This article describes ways to detect and avoid failures in the background operations that can occur for pools and pool nodes.

Pool errors

Resize timeout or failure

When creating a new pool or resizing an existing pool, you specify the target number of nodes. The create or resize operation completes immediately, but the actual allocation of new nodes or the removal of existing nodes might take several minutes. You can specify the resize timeout in the create or resize API. If Batch can't obtain the target number of nodes during the resize timeout period, the pool goes into a steady state and reports resize errors.

The ResizeError property for the most recent evaluation lists the errors that occurred.

Common causes for resize errors include:

  • Resize timeout is too short
    • Under most circumstances, the default timeout of 15 minutes is long enough for pool nodes to be allocated or removed.
    • If you're allocating a large number of nodes, we recommend setting the resize timeout to 30 minutes.

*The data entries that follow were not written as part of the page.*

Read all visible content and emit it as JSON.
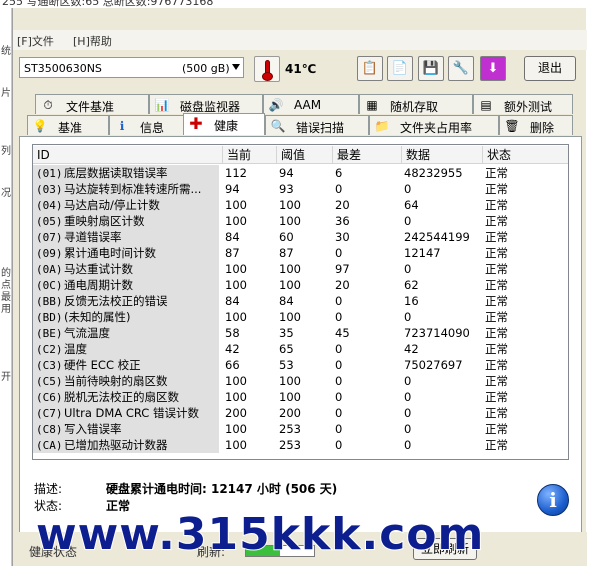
{
  "background_window": {
    "top_text": "255   写通断区数:65   总断区数:976773168",
    "left_chars": [
      "统",
      "片",
      "列",
      "况",
      "的",
      "点",
      "最",
      "用",
      "开"
    ]
  },
  "menu": [
    {
      "label": "[F]文件"
    },
    {
      "label": "[H]帮助"
    }
  ],
  "toolbar": {
    "drive_model": "ST3500630NS",
    "drive_capacity": "(500 gB)",
    "temperature": "41℃",
    "buttons": [
      {
        "icon": "copy-icon",
        "glyph": "📋"
      },
      {
        "icon": "paste-icon",
        "glyph": "📄"
      },
      {
        "icon": "save-icon",
        "glyph": "💾"
      },
      {
        "icon": "settings-icon",
        "glyph": "🔧"
      },
      {
        "icon": "download-icon",
        "glyph": "⬇"
      }
    ],
    "exit_label": "退出"
  },
  "tabs_row1": [
    {
      "label": "文件基准",
      "icon": "stopwatch-icon",
      "glyph": "⏱"
    },
    {
      "label": "磁盘监视器",
      "icon": "chart-icon",
      "glyph": "📊"
    },
    {
      "label": "AAM",
      "icon": "speaker-icon",
      "glyph": "🔊"
    },
    {
      "label": "随机存取",
      "icon": "dots-grid-icon",
      "glyph": "▦"
    },
    {
      "label": "额外测试",
      "icon": "gauge-icon",
      "glyph": "▤"
    }
  ],
  "tabs_row2": [
    {
      "label": "基准",
      "icon": "lightbulb-icon",
      "glyph": "💡"
    },
    {
      "label": "信息",
      "icon": "info-icon",
      "glyph": "ℹ"
    },
    {
      "label": "健康",
      "icon": "health-cross-icon",
      "glyph": "✚",
      "active": true
    },
    {
      "label": "错误扫描",
      "icon": "magnifier-icon",
      "glyph": "🔍"
    },
    {
      "label": "文件夹占用率",
      "icon": "folder-icon",
      "glyph": "📁"
    },
    {
      "label": "删除",
      "icon": "trash-icon",
      "glyph": "🗑"
    }
  ],
  "columns": {
    "id": "ID",
    "current": "当前",
    "threshold": "阈值",
    "worst": "最差",
    "data": "数据",
    "status": "状态"
  },
  "rows": [
    {
      "code": "(01)",
      "name": "底层数据读取错误率",
      "current": "112",
      "threshold": "94",
      "worst": "6",
      "data": "48232955",
      "status": "正常"
    },
    {
      "code": "(03)",
      "name": "马达旋转到标准转速所需...",
      "current": "94",
      "threshold": "93",
      "worst": "0",
      "data": "0",
      "status": "正常"
    },
    {
      "code": "(04)",
      "name": "马达启动/停止计数",
      "current": "100",
      "threshold": "100",
      "worst": "20",
      "data": "64",
      "status": "正常"
    },
    {
      "code": "(05)",
      "name": "重映射扇区计数",
      "current": "100",
      "threshold": "100",
      "worst": "36",
      "data": "0",
      "status": "正常"
    },
    {
      "code": "(07)",
      "name": "寻道错误率",
      "current": "84",
      "threshold": "60",
      "worst": "30",
      "data": "242544199",
      "status": "正常"
    },
    {
      "code": "(09)",
      "name": "累计通电时间计数",
      "current": "87",
      "threshold": "87",
      "worst": "0",
      "data": "12147",
      "status": "正常"
    },
    {
      "code": "(0A)",
      "name": "马达重试计数",
      "current": "100",
      "threshold": "100",
      "worst": "97",
      "data": "0",
      "status": "正常"
    },
    {
      "code": "(0C)",
      "name": "通电周期计数",
      "current": "100",
      "threshold": "100",
      "worst": "20",
      "data": "62",
      "status": "正常"
    },
    {
      "code": "(BB)",
      "name": "反馈无法校正的错误",
      "current": "84",
      "threshold": "84",
      "worst": "0",
      "data": "16",
      "status": "正常"
    },
    {
      "code": "(BD)",
      "name": "(未知的属性)",
      "current": "100",
      "threshold": "100",
      "worst": "0",
      "data": "0",
      "status": "正常"
    },
    {
      "code": "(BE)",
      "name": "气流温度",
      "current": "58",
      "threshold": "35",
      "worst": "45",
      "data": "723714090",
      "status": "正常"
    },
    {
      "code": "(C2)",
      "name": "温度",
      "current": "42",
      "threshold": "65",
      "worst": "0",
      "data": "42",
      "status": "正常"
    },
    {
      "code": "(C3)",
      "name": "硬件 ECC 校正",
      "current": "66",
      "threshold": "53",
      "worst": "0",
      "data": "75027697",
      "status": "正常"
    },
    {
      "code": "(C5)",
      "name": "当前待映射的扇区数",
      "current": "100",
      "threshold": "100",
      "worst": "0",
      "data": "0",
      "status": "正常"
    },
    {
      "code": "(C6)",
      "name": "脱机无法校正的扇区数",
      "current": "100",
      "threshold": "100",
      "worst": "0",
      "data": "0",
      "status": "正常"
    },
    {
      "code": "(C7)",
      "name": "Ultra DMA CRC 错误计数",
      "current": "200",
      "threshold": "200",
      "worst": "0",
      "data": "0",
      "status": "正常"
    },
    {
      "code": "(C8)",
      "name": "写入错误率",
      "current": "100",
      "threshold": "253",
      "worst": "0",
      "data": "0",
      "status": "正常"
    },
    {
      "code": "(CA)",
      "name": "已增加热驱动计数器",
      "current": "100",
      "threshold": "253",
      "worst": "0",
      "data": "0",
      "status": "正常"
    }
  ],
  "details": {
    "desc_label": "描述:",
    "desc_text": "硬盘累计通电时间: 12147 小时 (506 天)",
    "status_label": "状态:",
    "status_text": "正常"
  },
  "bottom": {
    "health_label": "健康状态",
    "refresh_label": "刷新:",
    "refresh_progress": 0.5,
    "now_label": "立即刷新"
  },
  "watermark": "www.315kkk.com",
  "colors": {
    "window_bg": "#ece9d8",
    "id_cell_bg": "#e0e0e0",
    "health_icon_red": "#cc0000",
    "info_blue": "#1d5fcf",
    "watermark": "#0d1e8e"
  }
}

For example, when you're resizing to more than 1,000 nodes from an Azure Marketplace image, or to more than 300 nodes from a custom VM image.
  • Insufficient core quota
    • A Batch account is limited in the number of cores that it can allocate across all pools. Batch stops allocating nodes once that quota has been reached. You can increase the core quota so that Batch can allocate more nodes.
  • Insufficient subnet IPs when a pool is in a virtual network
    • A virtual network subnet must have enough unassigned IP addresses to allocate to every requested pool node. Otherwise, the nodes can't be created.
  • Insufficient resources when a pool is in a virtual network
    • You might create resources such as load-balancers, public IPs, and network security groups in the same subscription as the Batch account. Check that the subscription quotas are sufficient for these resources.
  • Large pools with custom VM images

Automatic scaling failures

You can set Azure Batch to automatically scale the number of nodes in a pool. You define the parameters for the automatic scaling formula for a pool. The Batch service will then use the formula to periodically evaluate the number of nodes in the pool and set a new target number.

The following types of issues can occur when using automatic scaling:

  • The automatic scaling evaluation fails.
  • The resulting resize operation fails and times out.
  • A problem with the automatic scaling formula leads to incorrect node target values. The resize either works or times out.

To get information about the last automatic scaling evaluation, use the autoScaleRun property. This property reports the evaluation time, the values and result, and any performance errors.

The pool resize complete event captures information about all evaluations.

Pool deletion failures

When you delete a pool that contains nodes, first Batch deletes the nodes. This can take several minutes to complete. After that, Batch deletes the pool object itself.

Batch sets the pool state to deleting during the deletion process. The calling application can detect if the pool deletion is taking too long by using the state and stateTransitionTime properties.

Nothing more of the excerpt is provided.